Saturday, January 8, 2022

Thoughts on taking the CISSP exam

There are a lot of sites, articles, and videos with lots of useful and helpful information on how to prepare for the CISSP exam, including why you should (or not) consider getting this certification to begin with.

This is not one of them.

Everyone has a study strategy -- watching videos, reading books, taking a live/online class -- so I will not comment on that. What I did after is where I want to focus on, namely taking practice exams. Short version is learn from my mistakes. Long version is that there are

  • Known knowns: what you already know from your experience and previous study.
  • Known unknowns: what you know that may be in the exam but you have never studied or dealt with. For many, that would be binary math and cryptography.
  • Unknown unknowns: what may be in the exam and you have no idea it even exists to begin with.

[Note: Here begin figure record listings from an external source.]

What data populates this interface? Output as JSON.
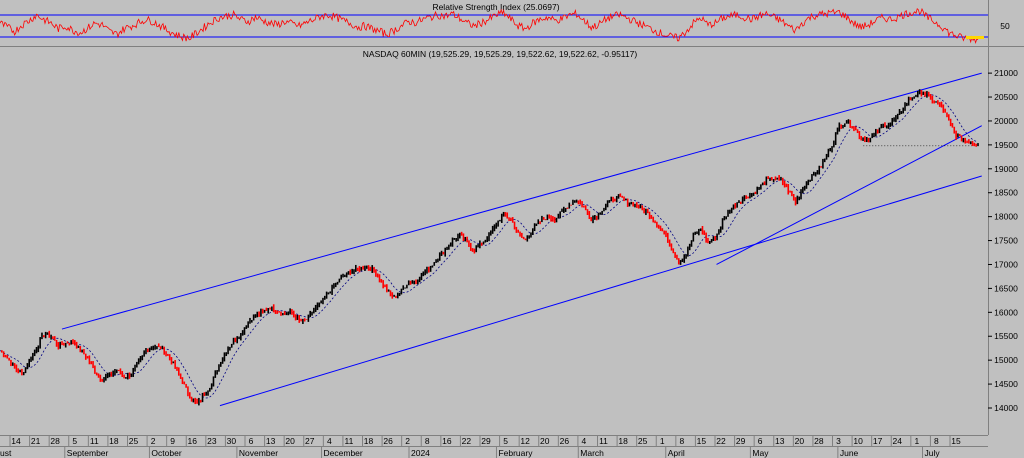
{
  "rsi_panel": {
    "title": "Relative Strength Index (25.0697)",
    "value": 25.0697,
    "levels": [
      70,
      30
    ],
    "y_tick_labels": [
      "50"
    ]
  },
  "price_panel": {
    "title": "NASDAQ 60MIN (19,525.29, 19,525.29, 19,522.62, 19,522.62, -0.95117)"
  },
  "colors": {
    "background": "#c0c0c0",
    "rsi_line": "#ff0000",
    "level_line": "#0000ff",
    "trendline": "#0000ff",
    "moving_average": "#000080",
    "up_bar": "#000000",
    "down_bar": "#ff0000",
    "current_price": "#ffd700"
  },
  "chart_data": {
    "type": "line",
    "ylim": [
      13850,
      21150
    ],
    "y_ticks": [
      14000,
      14500,
      15000,
      15500,
      16000,
      16500,
      17000,
      17500,
      18000,
      18500,
      19000,
      19500,
      20000,
      20500,
      21000
    ],
    "x_ticks": [
      "14",
      "21",
      "28",
      "5",
      "11",
      "18",
      "25",
      "2",
      "9",
      "16",
      "23",
      "30",
      "6",
      "13",
      "20",
      "27",
      "4",
      "11",
      "18",
      "26",
      "2",
      "8",
      "16",
      "22",
      "29",
      "5",
      "12",
      "20",
      "26",
      "4",
      "11",
      "18",
      "25",
      "1",
      "8",
      "15",
      "22",
      "29",
      "6",
      "13",
      "20",
      "28",
      "3",
      "10",
      "17",
      "24",
      "1",
      "8",
      "15"
    ],
    "month_labels": [
      "ust",
      "September",
      "October",
      "November",
      "December",
      "2024",
      "February",
      "March",
      "April",
      "May",
      "June",
      "July"
    ],
    "series": [
      {
        "values": [
          15200,
          15050,
          14850,
          14700,
          15000,
          15250,
          15550,
          15500,
          15300,
          15350,
          15400,
          15200,
          15050,
          14750,
          14600,
          14700,
          14800,
          14650,
          14700,
          14950,
          15200,
          15300,
          15250,
          15100,
          14850,
          14550,
          14250,
          14080,
          14300,
          14500,
          14900,
          15200,
          15400,
          15550,
          15800,
          15950,
          16000,
          16100,
          16050,
          15950,
          16000,
          15800,
          15850,
          16050,
          16200,
          16400,
          16600,
          16750,
          16850,
          16900,
          16950,
          16900,
          16700,
          16450,
          16300,
          16450,
          16650,
          16650,
          16800,
          16950,
          17150,
          17300,
          17500,
          17600,
          17450,
          17300,
          17450,
          17600,
          17850,
          18050,
          17950,
          17650,
          17500,
          17750,
          17900,
          18000,
          17950,
          18100,
          18250,
          18350,
          18200,
          17950,
          18050,
          18250,
          18350,
          18400,
          18300,
          18250,
          18150,
          18050,
          17850,
          17650,
          17350,
          17050,
          17200,
          17600,
          17750,
          17450,
          17550,
          17900,
          18150,
          18300,
          18400,
          18450,
          18600,
          18750,
          18800,
          18750,
          18550,
          18300,
          18600,
          18800,
          18950,
          19200,
          19500,
          19900,
          20000,
          19850,
          19650,
          19600,
          19750,
          19900,
          19950,
          20100,
          20350,
          20500,
          20600,
          20550,
          20400,
          20300,
          20000,
          19700,
          19600,
          19550,
          19523
        ]
      },
      {
        "name": "RSI",
        "values": [
          55,
          48,
          40,
          52,
          60,
          70,
          62,
          55,
          45,
          50,
          42,
          38,
          46,
          55,
          52,
          40,
          35,
          45,
          50,
          56,
          62,
          58,
          50,
          42,
          35,
          30,
          28,
          38,
          48,
          58,
          65,
          68,
          70,
          62,
          58,
          66,
          60,
          55,
          52,
          58,
          54,
          50,
          56,
          62,
          68,
          70,
          66,
          60,
          55,
          48,
          50,
          45,
          40,
          35,
          42,
          50,
          58,
          56,
          62,
          66,
          70,
          68,
          72,
          64,
          55,
          50,
          56,
          62,
          70,
          74,
          62,
          50,
          45,
          55,
          62,
          66,
          60,
          63,
          70,
          72,
          60,
          48,
          52,
          62,
          68,
          70,
          64,
          58,
          52,
          46,
          40,
          35,
          30,
          28,
          40,
          55,
          65,
          52,
          55,
          64,
          68,
          70,
          66,
          62,
          68,
          72,
          66,
          60,
          50,
          42,
          56,
          66,
          70,
          72,
          74,
          75,
          66,
          55,
          48,
          52,
          60,
          65,
          62,
          66,
          72,
          75,
          78,
          66,
          58,
          50,
          38,
          32,
          28,
          27,
          25
        ]
      }
    ],
    "trendlines": [
      {
        "start": {
          "date": "2023-08-31",
          "value": 15650
        },
        "end": {
          "date": "2024-07-22",
          "value": 21000
        }
      },
      {
        "start": {
          "date": "2023-10-26",
          "value": 14050
        },
        "end": {
          "date": "2024-07-22",
          "value": 18850
        }
      },
      {
        "start": {
          "date": "2024-04-19",
          "value": 17000
        },
        "end": {
          "date": "2024-07-22",
          "value": 19900
        }
      }
    ],
    "horizontal_line": {
      "start_date": "2024-06-10",
      "end_date": "2024-07-19",
      "value": 19480
    }
  }
}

What you know, you know so no need to spend much time on that besides refreshing. What you know you do not know, you can study/practice/figure some way to learn. But, if you do not know that you do not know something that may be in the exam, it will bite you. You need to convert the unknown unknowns into known unknowns so you can work with them. To find them, focus on those practice tests at least for the last two weeks before the exam. You are using these exams to probe were you need to work on. Examine the results and explanations associated with the questions you did get wrong. In my case, they could be grouped as:

  1. Rushing to read and missing a keyword. Read the entire question and all the answers. I know that sometimes the question starts with 5 sentences of story time before getting to the point, but take your time to read it all. Then read it again to identify the key points in both question and answers. Slow is fast, fast is slow. But, there is too slow; don't be James May.
  2. Choosing an answer, second guessing, and then finding out the original answer was right. This is specially true for those questions you are not really 100% sure of the answer, and was how I missed most of the practice questions by far. Train and trust your gut.
  3. Not eliminating the answers you know for sure are not right. As mentioned above, you will face questions that you are not sure of the right answer for some reason, like some encryption detail, but you may be able to deduce it. To do that, remember a Sherlock Holmes quote, "once you eliminate the impossible, whatever remains, no matter how improbable, must be the truth." First thing you need to do then is get rid of all the answers that could not possibly be true. Sometimes that will leave you with two answers, which means you have increased your chances of getting the right answer from 1 in 4 to 1 in 2 (it might be even better depening on how you want to calculate it).
    NOTE: this may not work with questions you need to select 4+ answers from a list. In one of the practice questions I took, it turned out I needed to select all of them. I read the explanation, try to understand the thought process, and then add to my study notes.
  4. Trying to solve it as an engineer instead of as manager. This is reference to the famous "think as a manager" quote associated with this exam. Technical me may want to write my own solution while managerial me would refer to policy, buy a tool, or contract someone. If both technical and managerial questions are listed, pick the later for this exam.
  5. (last but not least) you may be missing some knowledge. When I find those, I look at the explanation, add what I think will help me to my notes, and then check for futher info (in a book or online).

Full Disclosure: Items 1-4 were where I needed to work on.